According to the probable cause statement, on the afternoon of July 19, 2018, Stretch Boat No. 7 entered Table Rock Lake during a severe thunderstorm warning, encountered severe weather and rough winds, took on water and eventually sunk, resulting in the deaths of 17 people.

The probable cause statement alleges that Scott McKee, the captain of Stretch Boat No. 7, failed to exercise his duties as a licensed captain by entering the lake during a severe thunderstorm warning and failed to follow policies and training by not having passengers affix flotation devices as the boat took on water.
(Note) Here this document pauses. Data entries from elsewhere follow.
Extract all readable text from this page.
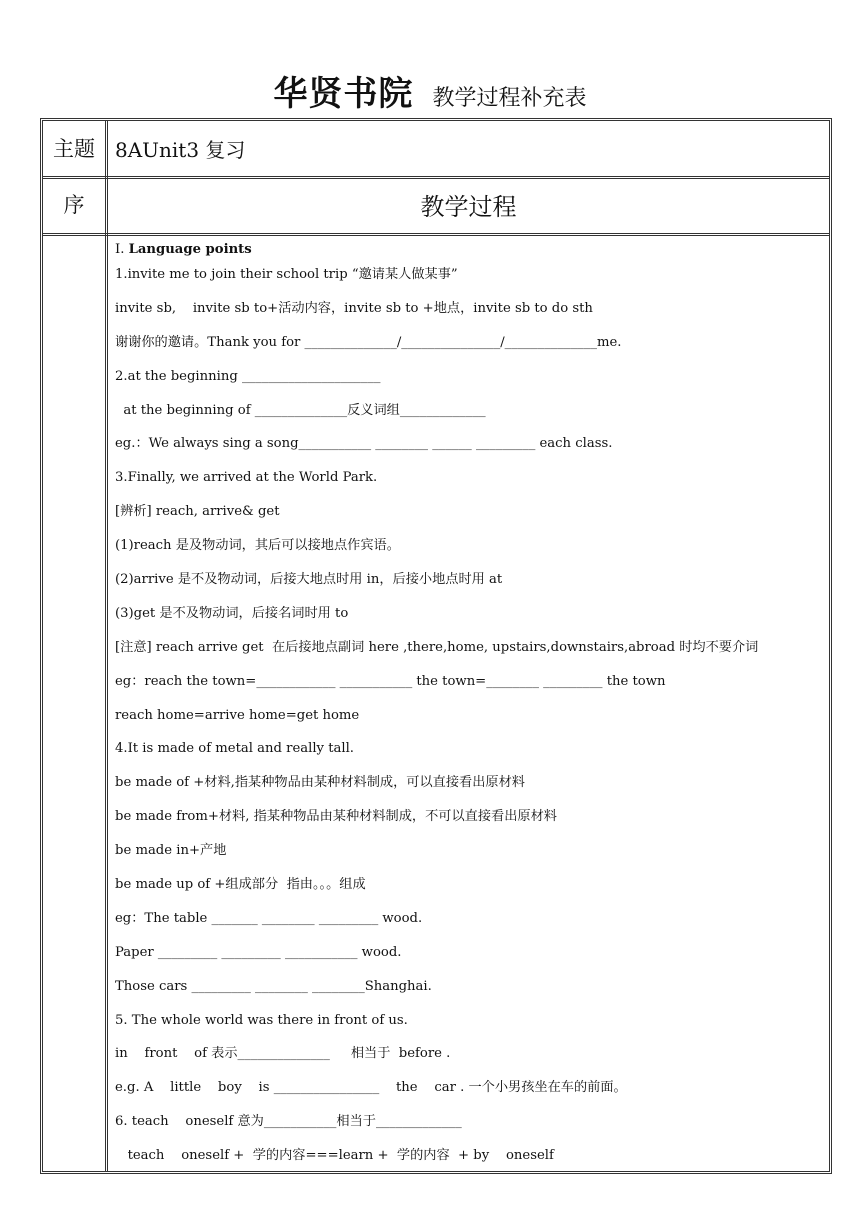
华贤书院 教学过程补充表
主题	8AUnit3 复习
序	教学过程
I. Language points
1.invite me to join their school trip “邀请某人做某事”
invite sb,    invite sb to+活动内容，invite sb to +地点，invite sb to do sth
谢谢你的邀请。Thank you for ______________/_______________/______________me.
2.at the beginning _____________________
at the beginning of ______________反义词组_____________
eg.：We always sing a song___________ ________ ______ _________ each class.
3.Finally, we arrived at the World Park.
[辨析] reach, arrive& get
(1)reach 是及物动词，其后可以接地点作宾语。
(2)arrive 是不及物动词，后接大地点时用 in，后接小地点时用 at
(3)get 是不及物动词，后接名词时用 to
[注意] reach arrive get  在后接地点副词 here ,there,home, upstairs,downstairs,abroad 时均不要介词
eg：reach the town=____________ ___________ the town=________ _________ the town
reach home=arrive home=get home
4.It is made of metal and really tall.
be made of +材料,指某种物品由某种材料制成，可以直接看出原材料
be made from+材料, 指某种物品由某种材料制成，不可以直接看出原材料
be made in+产地
be made up of +组成部分  指由。。。组成
eg：The table _______ ________ _________ wood.
Paper _________ _________ ___________ wood.
Those cars _________ ________ ________Shanghai.
5. The whole world was there in front of us.
in    front    of 表示______________     相当于  before .
e.g. A    little    boy    is ________________    the    car . 一个小男孩坐在车的前面。
6. teach    oneself 意为___________相当于_____________
teach    oneself +  学的内容===learn +  学的内容  + by    oneself
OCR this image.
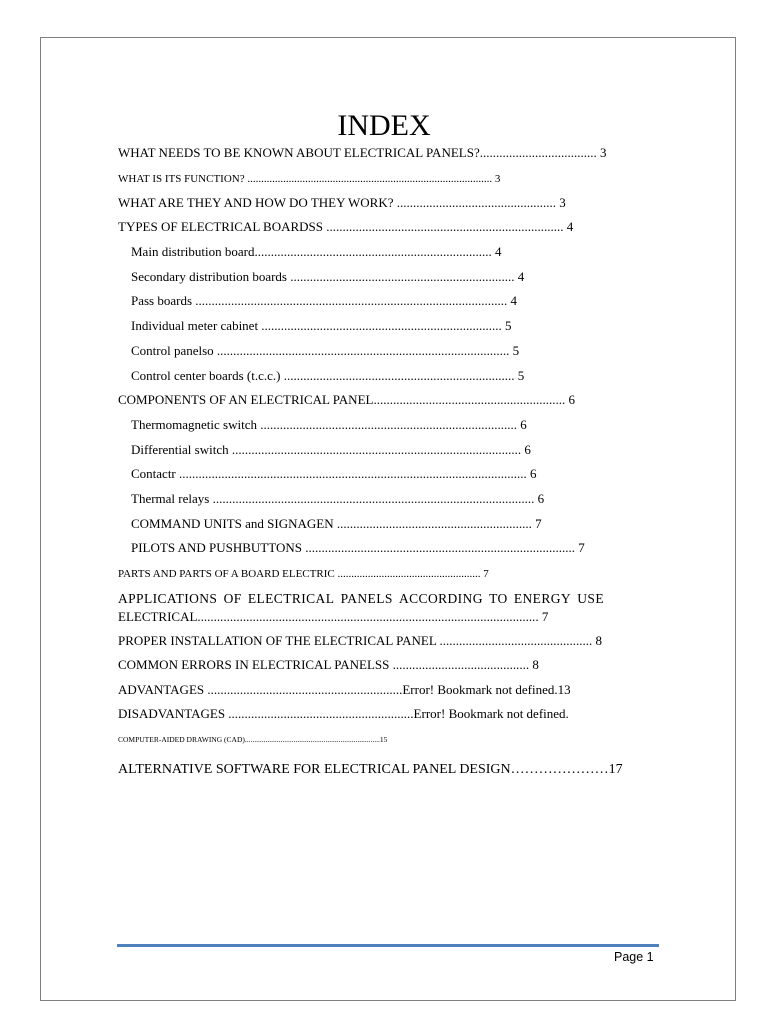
INDEX
WHAT NEEDS TO BE KNOWN ABOUT ELECTRICAL PANELS?.................................... 3
WHAT IS ITS FUNCTION? ......................................................................................... 3
WHAT ARE THEY AND HOW DO THEY WORK? ................................................. 3
TYPES OF ELECTRICAL BOARDSS ......................................................................... 4
Main distribution board......................................................................... 4
Secondary distribution boards ..................................................................... 4
Pass boards ................................................................................................ 4
Individual meter cabinet .......................................................................... 5
Control panelso .......................................................................................... 5
Control center boards (t.c.c.) ....................................................................... 5
COMPONENTS OF AN ELECTRICAL PANEL........................................................... 6
Thermomagnetic switch ............................................................................... 6
Differential switch ......................................................................................... 6
Contactr ........................................................................................................... 6
Thermal relays ................................................................................................... 6
COMMAND UNITS and SIGNAGEN ............................................................ 7
PILOTS AND PUSHBUTTONS ................................................................................... 7
PARTS AND PARTS OF A BOARD ELECTRIC .................................................... 7
APPLICATIONS OF ELECTRICAL PANELS ACCORDING TO ENERGY USE
ELECTRICAL......................................................................................................... 7
PROPER INSTALLATION OF THE ELECTRICAL PANEL ............................................... 8
COMMON ERRORS IN ELECTRICAL PANELSS .......................................... 8
ADVANTAGES ............................................................Error! Bookmark not defined.13
DISADVANTAGES .........................................................Error! Bookmark not defined.
COMPUTER-AIDED DRAWING (CAD)........................................................................15
ALTERNATIVE SOFTWARE FOR ELECTRICAL PANEL DESIGN…………………17
Page 1
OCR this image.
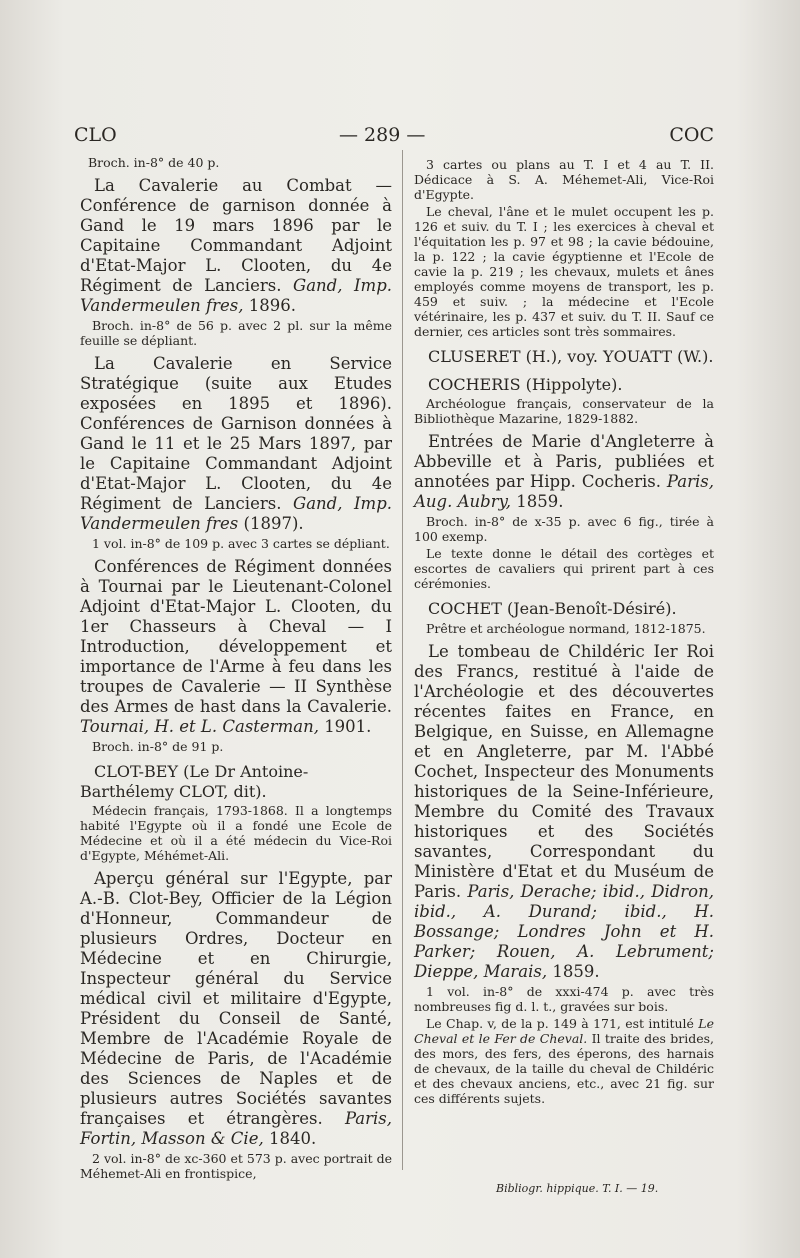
CLO	— 289 —	COC

Broch. in-8° de 40 p.

La Cavalerie au Combat — Conférence de garnison donnée à Gand le 19 mars 1896 par le Capitaine Commandant Adjoint d'Etat-Major L. Clooten, du 4e Régiment de Lanciers. Gand, Imp. Vandermeulen fres, 1896.

Broch. in-8° de 56 p. avec 2 pl. sur la même feuille se dépliant.

La Cavalerie en Service Stratégique (suite aux Etudes exposées en 1895 et 1896). Conférences de Garnison données à Gand le 11 et le 25 Mars 1897, par le Capitaine Commandant Adjoint d'Etat-Major L. Clooten, du 4e Régiment de Lanciers. Gand, Imp. Vandermeulen fres (1897).

1 vol. in-8° de 109 p. avec 3 cartes se dépliant.

Conférences de Régiment données à Tournai par le Lieutenant-Colonel Adjoint d'Etat-Major L. Clooten, du 1er Chasseurs à Cheval — I Introduction, développement et importance de l'Arme à feu dans les troupes de Cavalerie — II Synthèse des Armes de hast dans la Cavalerie. Tournai, H. et L. Casterman, 1901.

Broch. in-8° de 91 p.

CLOT-BEY (Le Dr Antoine-Barthélemy CLOT, dit).

Médecin français, 1793-1868. Il a longtemps habité l'Egypte où il a fondé une Ecole de Médecine et où il a été médecin du Vice-Roi d'Egypte, Méhémet-Ali.

Aperçu général sur l'Egypte, par A.-B. Clot-Bey, Officier de la Légion d'Honneur, Commandeur de plusieurs Ordres, Docteur en Médecine et en Chirurgie, Inspecteur général du Service médical civil et militaire d'Egypte, Président du Conseil de Santé, Membre de l'Académie Royale de Médecine de Paris, de l'Académie des Sciences de Naples et de plusieurs autres Sociétés savantes françaises et étrangères. Paris, Fortin, Masson & Cie, 1840.

2 vol. in-8° de xc-360 et 573 p. avec portrait de Méhemet-Ali en frontispice,

3 cartes ou plans au T. I et 4 au T. II. Dédicace à S. A. Méhemet-Ali, Vice-Roi d'Egypte.

Le cheval, l'âne et le mulet occupent les p. 126 et suiv. du T. I ; les exercices à cheval et l'équitation les p. 97 et 98 ; la cavie bédouine, la p. 122 ; la cavie égyptienne et l'Ecole de cavie la p. 219 ; les chevaux, mulets et ânes employés comme moyens de transport, les p. 459 et suiv. ; la médecine et l'Ecole vétérinaire, les p. 437 et suiv. du T. II. Sauf ce dernier, ces articles sont très sommaires.

CLUSERET (H.), voy. YOUATT (W.).

COCHERIS (Hippolyte).

Archéologue français, conservateur de la Bibliothèque Mazarine, 1829-1882.

Entrées de Marie d'Angleterre à Abbeville et à Paris, publiées et annotées par Hipp. Cocheris. Paris, Aug. Aubry, 1859.

Broch. in-8° de x-35 p. avec 6 fig., tirée à 100 exemp.

Le texte donne le détail des cortèges et escortes de cavaliers qui prirent part à ces cérémonies.

COCHET (Jean-Benoît-Désiré).

Prêtre et archéologue normand, 1812-1875.

Le tombeau de Childéric Ier Roi des Francs, restitué à l'aide de l'Archéologie et des découvertes récentes faites en France, en Belgique, en Suisse, en Allemagne et en Angleterre, par M. l'Abbé Cochet, Inspecteur des Monuments historiques de la Seine-Inférieure, Membre du Comité des Travaux historiques et des Sociétés savantes, Correspondant du Ministère d'Etat et du Muséum de Paris. Paris, Derache; ibid., Didron, ibid., A. Durand; ibid., H. Bossange; Londres John et H. Parker; Rouen, A. Lebrument; Dieppe, Marais, 1859.

1 vol. in-8° de xxxi-474 p. avec très nombreuses fig d. l. t., gravées sur bois.

Le Chap. v, de la p. 149 à 171, est intitulé Le Cheval et le Fer de Cheval. Il traite des brides, des mors, des fers, des éperons, des harnais de chevaux, de la taille du cheval de Childéric et des chevaux anciens, etc., avec 21 fig. sur ces différents sujets.

Bibliogr. hippique. T. I. — 19.
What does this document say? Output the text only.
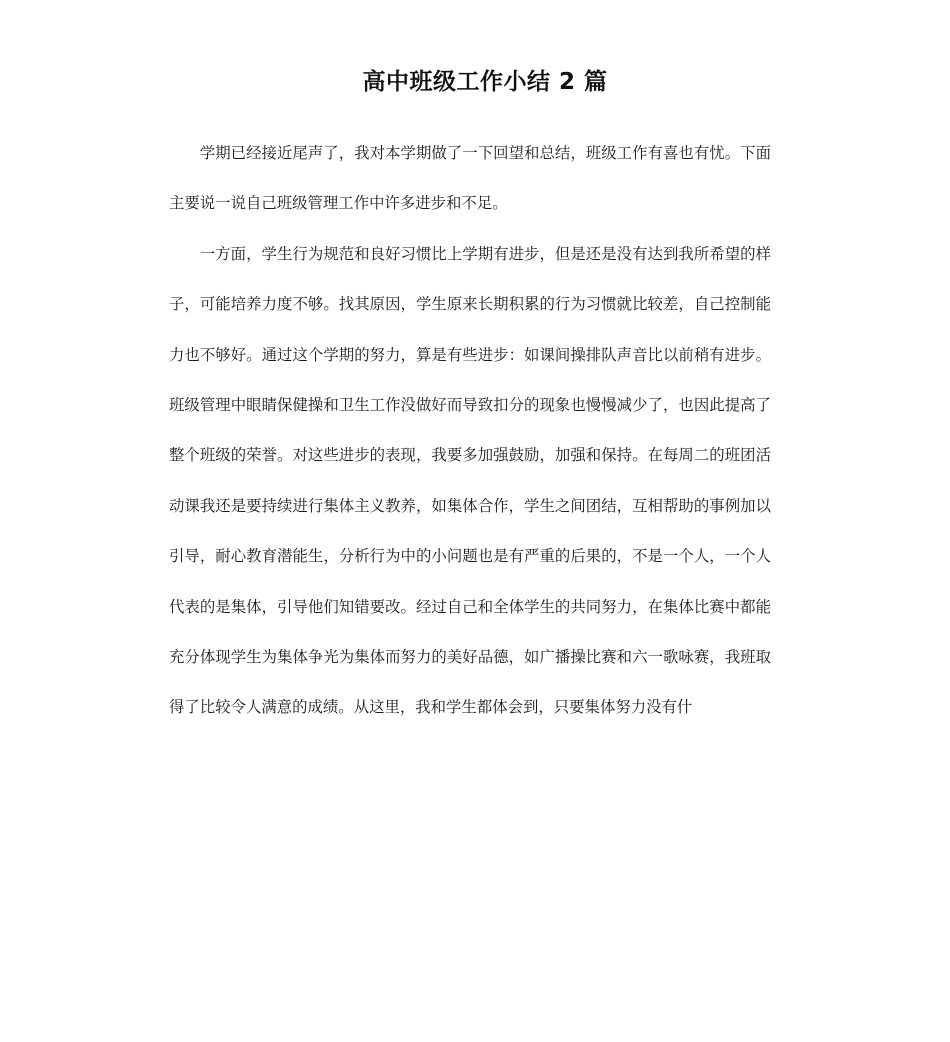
高中班级工作小结 2 篇

学期已经接近尾声了，我对本学期做了一下回望和总结，班级工作有喜也有忧。下面主要说一说自己班级管理工作中许多进步和不足。

一方面，学生行为规范和良好习惯比上学期有进步，但是还是没有达到我所希望的样子，可能培养力度不够。找其原因，学生原来长期积累的行为习惯就比较差，自己控制能力也不够好。通过这个学期的努力，算是有些进步：如课间操排队声音比以前稍有进步。班级管理中眼睛保健操和卫生工作没做好而导致扣分的现象也慢慢减少了，也因此提高了整个班级的荣誉。对这些进步的表现，我要多加强鼓励，加强和保持。在每周二的班团活动课我还是要持续进行集体主义教养，如集体合作，学生之间团结，互相帮助的事例加以引导，耐心教育潜能生，分析行为中的小问题也是有严重的后果的，不是一个人，一个人代表的是集体，引导他们知错要改。经过自己和全体学生的共同努力，在集体比赛中都能充分体现学生为集体争光为集体而努力的美好品德，如广播操比赛和六一歌咏赛，我班取得了比较令人满意的成绩。从这里，我和学生都体会到，只要集体努力没有什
The statement also alleges that Charles Baltzell, as Operations Supervisor, and Curtis Lanham, as General Manager, failed to communicate weather conditions and cease operations during a severe thunderstorm warning.

McKee was charged with 17 counts of first-degree involuntary manslaughter, a Class C Felony, five counts of first-degree endangering the welfare of a child, a Class A felony, and seven counts of first-degree endangering the welfare of a child, a Class D felony.

Baltzell was charged with 17 counts of first-degree involuntary manslaughter, a Class C Felony.

General Manager Curtis Lanham was charged with 17 counts of first-degree involuntary manslaughter, a Class C Felony.

In total, 63 charges were filed against the three defendants.

In April 2020, the National Transportation Safety Board released the findings of its investigation into the tragedy.

Included among the documents released by the NTSB was a letter dated April 15 in which Daniel Abel, vice admiral of the Coast Guard, said the Guard agreed with an NTSB recommendation to modify vehicles like the one that sank in Missouri.

“The removal of canopies, side curtains, and associated framing from the DUKW fleet would improve emergency egress,” the report stated. The Coast Guard said it would issue a Marine Safety Information Bulletin, the first step in the process.

The NTSB repeated criticism of the Coast Guard that it issued in November, saying the agency had ignored its recommendations to improve the boats since a duck boat accident in Arkansas killed 13 people in 1999.

The board said it has repeatedly urged the Coast Guard to require that the boats be upgraded to stay afloat when flooded, and to remove barriers to escape, such as canopies.

The boat’s owner, Ripley Entertainment, has settled more than 30 lawsuits filed by survivors or relatives of those who died. The dead included nine members of one family from Indianapolis. Other victims were from Missouri, Illinois and Arkansas.